In the film, Reese's character met a psychotherapist. Here was a woman with a tragic mix of psychological, sexual, and addictive horrors. She was so warped that she'd deny reality and project blame to circumstances or other people. After a few short exchanges, the therapist unleashed a biggie, clinical diagnostic question, "Who detached from you?" Indeed, her life story in the film serves as a solemn, cautionary message to all fathers and mothers among us who are entrusted to parent children in loving and connecting ways.

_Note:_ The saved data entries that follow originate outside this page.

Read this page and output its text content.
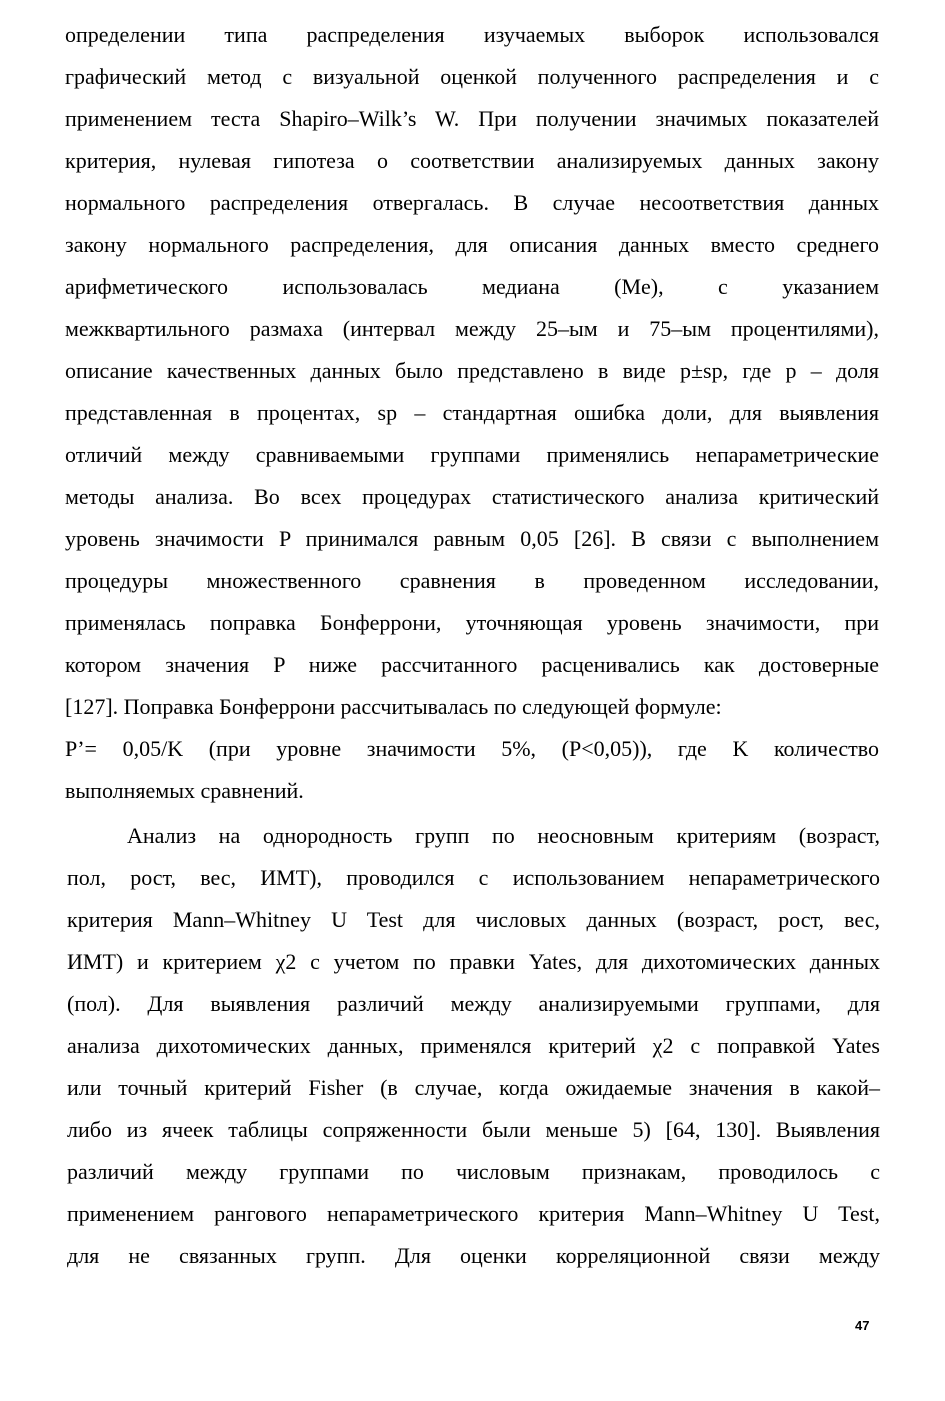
определении типа распределения изучаемых выборок использовался
графический метод с визуальной оценкой полученного распределения и с
применением теста Shapiro–Wilk’s W. При получении значимых показателей
критерия, нулевая гипотеза о соответствии анализируемых данных закону
нормального распределения отвергалась. В случае несоответствия данных
закону нормального распределения, для описания данных вместо среднего
арифметического использовалась медиана (Me), с указанием
межквартильного размаха (интервал между 25–ым и 75–ым процентилями),
описание качественных данных было представлено в виде p±sp, где p – доля
представленная в процентах, sp – стандартная ошибка доли, для выявления
отличий между сравниваемыми группами применялись непараметрические
методы анализа. Во всех процедурах статистического анализа критический
уровень значимости P принимался равным 0,05 [26]. В связи с выполнением
процедуры множественного сравнения в проведенном исследовании,
применялась поправка Бонферрони, уточняющая уровень значимости, при
котором значения P ниже рассчитанного расценивались как достоверные
[127]. Поправка Бонферрони рассчитывалась по следующей формуле:
P’= 0,05/K (при уровне значимости 5%, (P<0,05)), где K количество
выполняемых сравнений.
Анализ на однородность групп по неосновным критериям (возраст,
пол, рост, вес, ИМТ), проводился с использованием непараметрического
критерия Mann–Whitney U Test для числовых данных (возраст, рост, вес,
ИМТ) и критерием χ2 с учетом по правки Yates, для дихотомических данных
(пол). Для выявления различий между анализируемыми группами, для
анализа дихотомических данных, применялся критерий χ2 с поправкой Yates
или точный критерий Fisher (в случае, когда ожидаемые значения в какой–
либо из ячеек таблицы сопряженности были меньше 5) [64, 130]. Выявления
различий между группами по числовым признакам, проводилось с
применением рангового непараметрического критерия Mann–Whitney U Test,
для не связанных групп. Для оценки корреляционной связи между
47
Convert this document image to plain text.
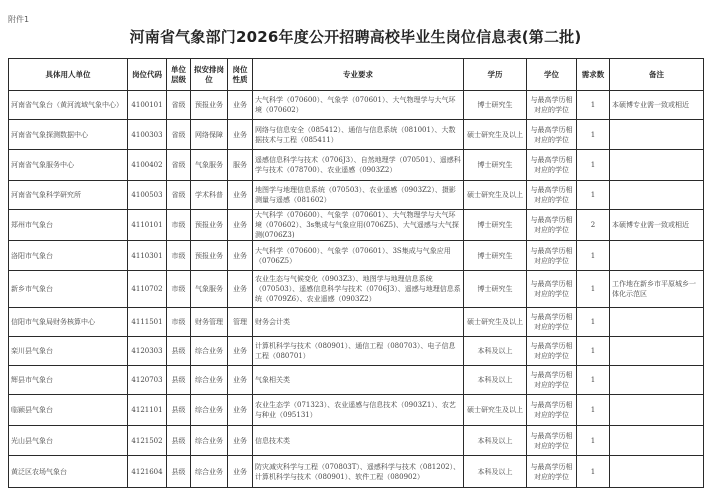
附件1
河南省气象部门2026年度公开招聘高校毕业生岗位信息表(第二批)
具体用人单位	岗位代码	单位层级	拟安排岗位	岗位性质	专业要求	学历	学位	需求数	备注
河南省气象台（黄河流域气象中心）	4100101	省级	预报业务	业务	大气科学（070600）、气象学（070601）、大气物理学与大气环境（070602）	博士研究生	与最高学历相对应的学位	1	本硕博专业需一致或相近
河南省气象探测数据中心	4100303	省级	网络保障	业务	网络与信息安全（085412）、通信与信息系统（081001）、大数据技术与工程（085411）	硕士研究生及以上	与最高学历相对应的学位	1	
河南省气象服务中心	4100402	省级	气象服务	服务	遥感信息科学与技术（0706J3）、自然地理学（070501）、遥感科学与技术（078700）、农业遥感（0903Z2）	博士研究生	与最高学历相对应的学位	1	
河南省气象科学研究所	4100503	省级	学术科普	业务	地图学与地理信息系统（070503）、农业遥感（0903Z2）、摄影测量与遥感（081602）	硕士研究生及以上	与最高学历相对应的学位	1	
郑州市气象台	4110101	市级	预报业务	业务	大气科学（070600）、气象学（070601）、大气物理学与大气环境（070602）、3s集成与气象应用(0706Z5)、大气遥感与大气探测(0706Z3)	博士研究生	与最高学历相对应的学位	2	本硕博专业需一致或相近
洛阳市气象台	4110301	市级	预报业务	业务	大气科学（070600）、气象学（070601）、3S集成与气象应用（0706Z5）	博士研究生	与最高学历相对应的学位	1	
新乡市气象台	4110702	市级	气象服务	业务	农业生态与气候变化（0903Z3）、地图学与地理信息系统（070503）、遥感信息科学与技术（0706J3）、遥感与地理信息系统（0709Z6）、农业遥感（0903Z2）	博士研究生	与最高学历相对应的学位	1	工作地在新乡市平原城乡一体化示范区
信阳市气象局财务核算中心	4111501	市级	财务管理	管理	财务会计类	硕士研究生及以上	与最高学历相对应的学位	1	
栾川县气象台	4120303	县级	综合业务	业务	计算机科学与技术（080901）、通信工程（080703）、电子信息工程（080701）	本科及以上	与最高学历相对应的学位	1	
辉县市气象台	4120703	县级	综合业务	业务	气象相关类	本科及以上	与最高学历相对应的学位	1	
临颍县气象台	4121101	县级	综合业务	业务	农业生态学（071323）、农业遥感与信息技术（0903Z1）、农艺与种业（095131）	硕士研究生及以上	与最高学历相对应的学位	1	
光山县气象台	4121502	县级	综合业务	业务	信息技术类	本科及以上	与最高学历相对应的学位	1	
黄泛区农场气象台	4121604	县级	综合业务	业务	防灾减灾科学与工程（070803T）、遥感科学与技术（081202）、计算机科学与技术（080901）、软件工程（080902）	本科及以上	与最高学历相对应的学位	1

As I reflected on the film's theme and progression, I realized that it carries a powerful healing insight or message. Witherspoon's character is not alone. She is not the only one in the world who has a "wounded inner child" who's gone on the arduous journey of recovery. A lot of individuals, men and women, have been with every step of Reese's character in the film. They've experienced a dialogue in it, which includes "I didn't know where I was headed - until I got there."
Talk about closure and real, on-target therapy!